Additional COVID-19 vaccine booster shots are not needed for the general population, a group of international scientists has said in a new report in a medical journal.

The report, published in The Lancet on Monday, concluded that even with the threat of the more contagious Delta variant, “booster doses for the general population are not appropriate at this stage in the pandemic.”

“Any decisions about the need for boosting or timing of boosting should be based on careful analyses of adequately controlled clinical or epidemiological data, or both, indicating a persistent and meaningful reduction in severe disease,” the scientists wrote.

The scientists said more evidence was needed to justify boosters, and that vaccines remain highly effective against severe symptoms of COVID-19, across all the main virus variants including Delta.

“Taken as a whole, the currently available studies do not provide credible evidence of substantially declining protection against severe disease, which is the primary goal of vaccination,” said lead author Ana-Maria Henao-Restrepo, of the WHO.

She said vaccine doses should be prioritised to people around the world still waiting for a jab.

“If vaccines are deployed where they would do the most good, they could hasten the end of the pandemic by inhibiting further evolution of variants,” she added.

That view runs counter to US government plans to begin offering another round of shots to many fully vaccinated Americans as soon as next week, contingent on approval from health regulators.

The authors acknowledged that some individuals, such as those who are immunocompromised, could benefit from an additional dose.

A panel of experts that advises the US Food and Drug Administration on vaccines plans to meet on September 17 to discuss additional doses of the Pfizer-BioNTech shot, the first step in a wider booster rollout.
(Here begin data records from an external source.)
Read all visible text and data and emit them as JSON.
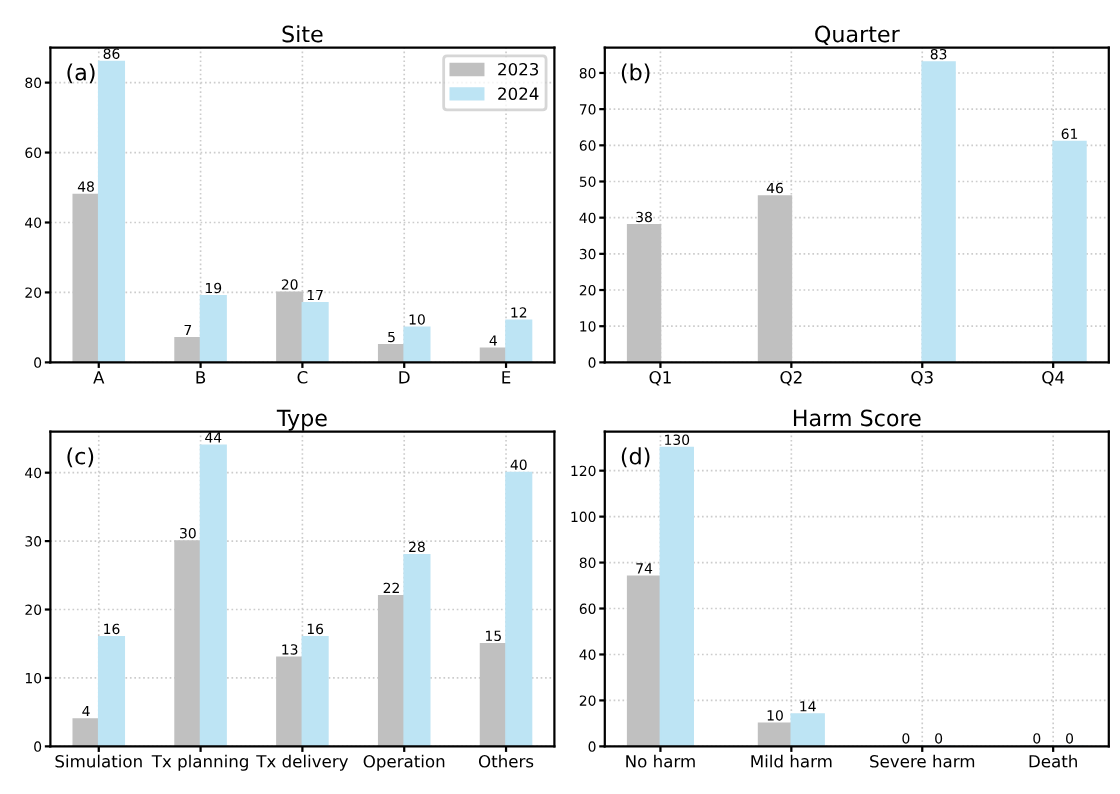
{
  "chart_data": [
    {
      "type": "bar",
      "title": "Site",
      "annotations": [
        "(a)"
      ],
      "categories": [
        "A",
        "B",
        "C",
        "D",
        "E"
      ],
      "series": [
        {
          "name": "2023",
          "color": "#c0c0c0",
          "values": [
            48,
            7,
            20,
            5,
            4
          ]
        },
        {
          "name": "2024",
          "color": "#bde4f4",
          "values": [
            86,
            19,
            17,
            10,
            12
          ]
        }
      ],
      "ylim": [
        0,
        90
      ],
      "yticks": [
        0,
        20,
        40,
        60,
        80
      ],
      "grid": true,
      "legend": "top right",
      "data_labels": true
    },
    {
      "type": "bar",
      "title": "Quarter",
      "annotations": [
        "(b)"
      ],
      "categories": [
        "Q1",
        "Q2",
        "Q3",
        "Q4"
      ],
      "series": [
        {
          "color": "#c0c0c0",
          "values": [
            38,
            46,
            null,
            null
          ]
        },
        {
          "color": "#bde4f4",
          "values": [
            null,
            null,
            83,
            61
          ]
        }
      ],
      "ylim": [
        0,
        87
      ],
      "yticks": [
        0,
        10,
        20,
        30,
        40,
        50,
        60,
        70,
        80
      ],
      "grid": true,
      "data_labels": true
    },
    {
      "type": "bar",
      "title": "Type",
      "annotations": [
        "(c)"
      ],
      "categories": [
        "Simulation",
        "Tx planning",
        "Tx delivery",
        "Operation",
        "Others"
      ],
      "series": [
        {
          "color": "#c0c0c0",
          "values": [
            4,
            30,
            13,
            22,
            15
          ]
        },
        {
          "color": "#bde4f4",
          "values": [
            16,
            44,
            16,
            28,
            40
          ]
        }
      ],
      "ylim": [
        0,
        46
      ],
      "yticks": [
        0,
        10,
        20,
        30,
        40
      ],
      "grid": true,
      "data_labels": true
    },
    {
      "type": "bar",
      "title": "Harm Score",
      "annotations": [
        "(d)"
      ],
      "categories": [
        "No harm",
        "Mild harm",
        "Severe harm",
        "Death"
      ],
      "series": [
        {
          "color": "#c0c0c0",
          "values": [
            74,
            10,
            0,
            0
          ]
        },
        {
          "color": "#bde4f4",
          "values": [
            130,
            14,
            0,
            0
          ]
        }
      ],
      "ylim": [
        0,
        137
      ],
      "yticks": [
        0,
        20,
        40,
        60,
        80,
        100,
        120
      ],
      "grid": true,
      "data_labels": true
    }
  ]
}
The Lancet article’s authors included WHO top scientists Soumya Swaminathan, Ana-Maria Henao-Restrepo and Mike Ryan.

Vaccine inequity

Some countries have started offering extra doses due to fears about the much more contagious Delta variant, causing the WHO to call for a moratorium on third jabs amid concerns about vaccine supplies to poorer nations, where millions have yet to receive their first jab.

“Current vaccine supplies could save more lives if used in previously unvaccinated populations,” the authors wrote.

Countries like France have started distributing third jabs to the elderly and people with compromised immune systems, while Israel has gone further, offering children 12 and older a third dose five months after receiving a second jab.

WHO chief Tedros Adhanom Ghebreyesus has called on countries to avoid giving out extra COVID jabs until the end of the year, as the UN health agency urges all nations to vaccinate at least 10 percent of their populations by the end of this month, and at least 40 percent by the end of this year.

The Lancet article concluded that the current variants had not developed sufficiently to escape the immune response provided by vaccines currently in use.

The authors argued that if new virus mutations do emerge that are able to evade this response, it would be better to deliver specially modified vaccine boosters aimed at the newer variants, rather than a third dose of an existing vaccine.